Despite their professions of good intentions, their apparent determination to devote time and money to organize the unorganized, the Stern followers, by bureaucratizing the labor movement, lead it precisely in the wrong directions and undercut their own efforts.
The unions in Stern’s Change to Win are an odd coupling. Of the four unions identified over the years as most heavily infiltrated by organized crime, three found their way into the new movement: Teamsters, Laborers, and Hotel. (The fourth, the International Longshoremen’s Association, not involved these events, faces a federal RICO suit.)
Total collapse of self-reform
The Teamsters union can report the total collapse of its touted self-reform program. Ed Stier, who IBT President Hoffa retained to devise an anti-corruption program, now charges that Hoffa is part of the problem, and that the union is unwilling or unable to investigate suspicions of organized crime infiltration in Chicago. The IBT, a museum of swollen multiple salaries, supported Stern’s demand that the AFL-CIO give massive per capita tax relief to its affiliates. Will the IBT use the windfall for organizing? To ask is to wonder.

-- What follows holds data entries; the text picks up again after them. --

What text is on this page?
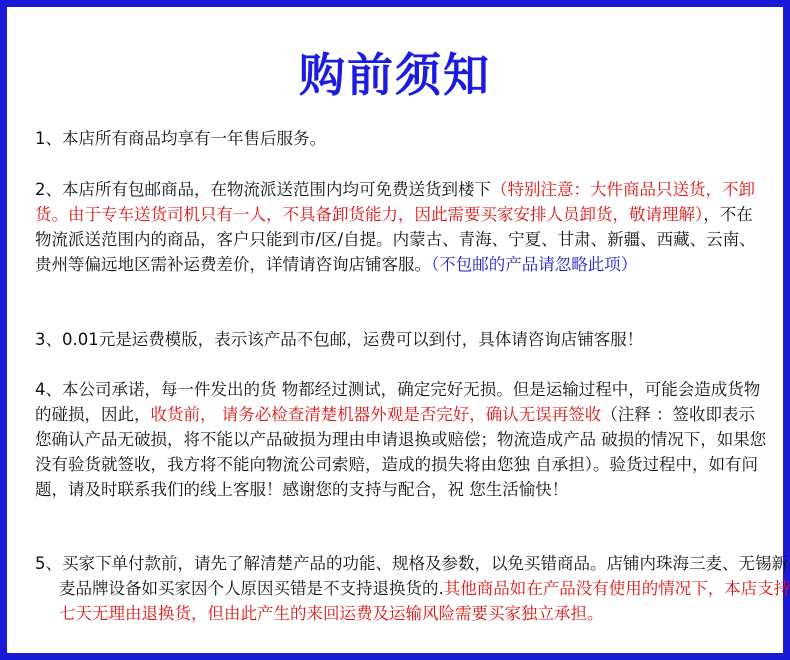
购前须知
1、本店所有商品均享有一年售后服务。
2、本店所有包邮商品，在物流派送范围内均可免费送货到楼下（特别注意：大件商品只送货，不卸货。由于专车送货司机只有一人，不具备卸货能力，因此需要买家安排人员卸货，敬请理解），不在物流派送范围内的商品，客户只能到市/区/自提。内蒙古、青海、宁夏、甘肃、新疆、西藏、云南、贵州等偏远地区需补运费差价，详情请咨询店铺客服。（不包邮的产品请忽略此项）
3、0.01元是运费模版，表示该产品不包邮，运费可以到付，具体请咨询店铺客服！
4、本公司承诺，每一件发出的货 物都经过测试，确定完好无损。但是运输过程中，可能会造成货物的碰损，因此，收货前， 请务必检查清楚机器外观是否完好，确认无误再签收（注释 ：签收即表示您确认产品无破损，将不能以产品破损为理由申请退换或赔偿；物流造成产品 破损的情况下，如果您没有验货就签收，我方将不能向物流公司索赔，造成的损失将由您独 自承担）。验货过程中，如有问题，请及时联系我们的线上客服！感谢您的支持与配合，祝 您生活愉快！
5、买家下单付款前，请先了解清楚产品的功能、规格及参数，以免买错商品。店铺内珠海三麦、无锡新麦品牌设备如买家因个人原因买错是不支持退换货的.其他商品如在产品没有使用的情况下，本店支持七天无理由退换货，但由此产生的来回运费及运输风险需要买家独立承担。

Terrence O’Sullivan, who took over as Laborers president; and John Wilhelm who became Hotel union president, both have personal reputations as clean progressive union leaders. But their rise to power was not the outcome of any organized reform movement in their unions. They came out of the old union regimes; their accession to power was made possible only by the action of law enforcement authorities and by federal monitorship over their affairs. Cleansing at the top does not automatically bring change below. (The Laborers, although part of the Stern coalition, says it will not split off from the AFL-CIO. After years of government oversight, it still faces organized crime problems in New York-New Jersey.) Before its partners deserved credence as a “Change to Win” coalition, they would have to change themselves; some simply to reorganize; others would have to reorganize and reform.
One legitimate difference separates what the two camps say. (What they actually will do remains to be seen.) Stern says that labor must organize in order to strengthen its political power. Sweeney says that labor must strengthen its political power in order to organize. Which comes first the chicken or the egg? The answer can hardly justify splitting the federation.